Trump vowed over the weekend to inflict punishing tariffs on six EU countries, the U.K. and Norway over their opposition to his Greenland grab. He said an additional 10 percent tariff would enter into force on Feb. 1 unless Europe hands over the Arctic island.
The EU is internally divided on how best to respond to the American president’s saber-rattling, with France requesting the EU deploy its Anti-Coercion Instrument, or trade bazooka, to cut off U.S. firms from the bloc’s single market, while other capitals have urged restraint and dialogue.
In a veiled rebuke to Trump, von der Leyen singled out “the people of the United States” as Europe’s friends, calling on Washington to respect the trade deal it struck with the EU last summer in Scotland, which set a tariff ceiling of 15 percent on most European exports.

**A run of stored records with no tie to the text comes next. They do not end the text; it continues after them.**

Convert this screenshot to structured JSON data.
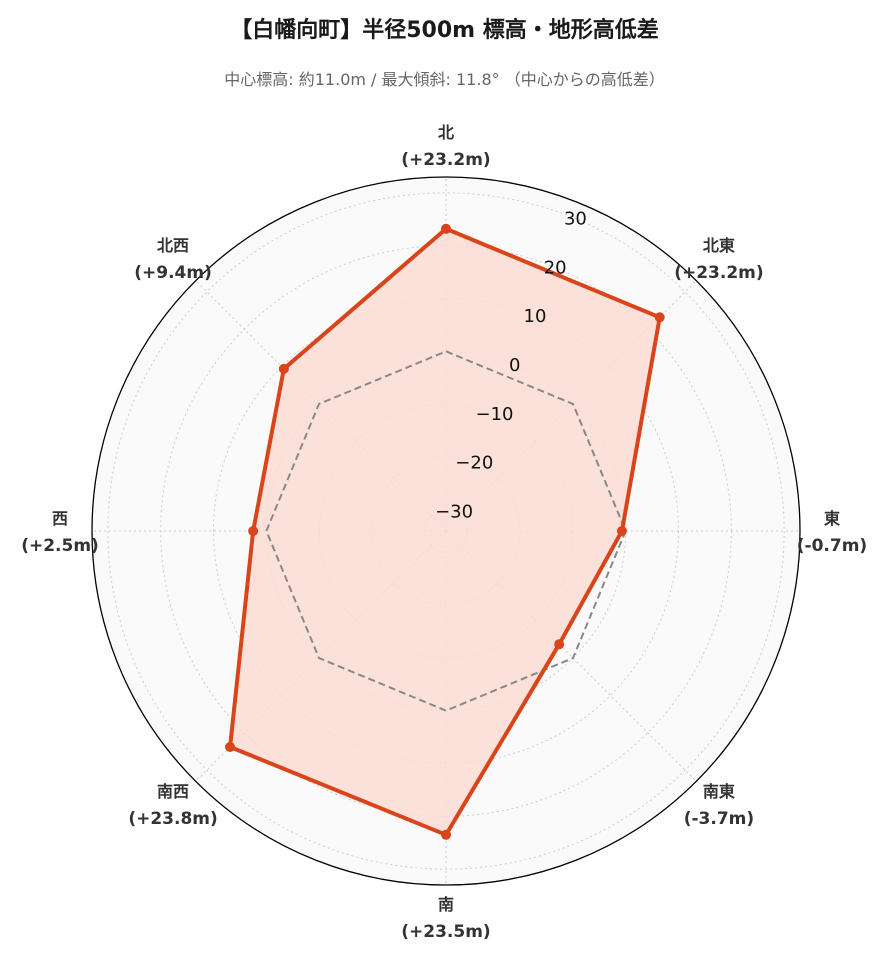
{
  "title": "【白幡向町】半径500m 標高・地形高低差",
  "subtitle": "中心標高: 約11.0m / 最大傾斜: 11.8° （中心からの高低差）",
  "colors": {
    "series": "#d9441a",
    "fill": "#fcdcd4",
    "baseline": "#888888",
    "grid": "#cccccc",
    "background": "#fafafa"
  },
  "chart_data": {
    "type": "radar",
    "categories": [
      "北",
      "北東",
      "東",
      "南東",
      "南",
      "南西",
      "西",
      "北西"
    ],
    "category_value_labels": [
      "(+23.2m)",
      "(+23.2m)",
      "(-0.7m)",
      "(-3.7m)",
      "(+23.5m)",
      "(+23.8m)",
      "(+2.5m)",
      "(+9.4m)"
    ],
    "series": [
      {
        "values": [
          23.2,
          23.2,
          -0.7,
          -3.7,
          23.5,
          23.8,
          2.5,
          9.4
        ]
      }
    ],
    "baseline_value": 0,
    "rlim": [
      -34,
      33
    ],
    "r_ticks": [
      -30,
      -20,
      -10,
      0,
      10,
      20,
      30
    ],
    "r_tick_labels": [
      "−30",
      "−20",
      "−10",
      "0",
      "10",
      "20",
      "30"
    ],
    "grid": true,
    "legend": false
  }
}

“In politics as in business: a deal is a deal. And when friends shake hands, it must mean something,” she said, adding Trump’s proposed new tariffs were a “mistake.”
And with Trump dramatically rewriting the transatlantic alliance, “Europe needs to adjust to the new security architecture and realities that we are now facing,” von der Leyen said, adding the “old order” is dead.
Von der Leyen also used the speech to display the EU’s network of friends across the world, at a time when Washington is withdrawing from the multilateral order.